If you can put a grenade on a commercial Chinese drone and get a new capability, can you stick a weapon on a commercial Chinese robot for a similar benefit?
The question was been partially answered by YouTube channel I Did A Thing fronted by Alex Apollonov, in an episode where he fitted a Unitree robot dog with an assault rifle. Their setup had the weapon high above the robot’s center of gravity, so it had real trouble dealing with the recoil, which kept knocking it over during sustained firing.
“The dog really can’t handle the gun and always ends up on the ground,” Apollonov concludes.
The weapon is extremely inaccurate even at very short range and Apollonov suggests that the setup is not practical. However, the test may have been arranged more for comic effect than a serious study of effectiveness.
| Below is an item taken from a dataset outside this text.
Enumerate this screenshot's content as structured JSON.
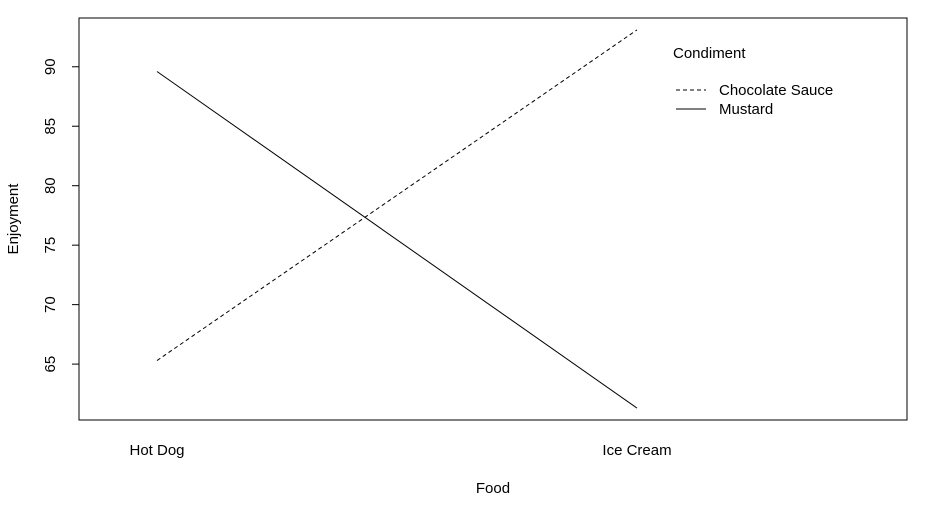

Burst firing is always going to be inaccurate and create a lot of recoil, and the jury-rigged design looks inefficient.
A more serious effort to mount a sniper weapon on a robot dog in the U.S. – a Ghost Robotics platform with a 6.5mm rifle pod from Sword Defense — is reportedly accurate at several hundred meters.
In any case, a rocket launcher, which does not produce recoil, will cause less trouble for a lightweight platform. Nammo recently showed off their seven-pound M72 rocket launcher being test fired from a small drone, so firing one from a robot dog may not to be too difficult.
Unlike a drone, the robot dog offers the possibility of crawling forward into an ambush location and staying there for several hours, while the operator stays well back. Quadruped robots like Boston Dynamics’ Spot, the Ghost Robotics machines currently being tested by the U.S. military and others are favored over wheels or tracks for their mobility over rough terrain….but the Chinese version is likely to be cheaper.
Robot dogs with rocket launchers may well turn up on the battlefield in the near future. But do not expect Russia to be early adopters. Given their proficiency with drones, it seems more likely Ukrainians will be using them against the Russian first.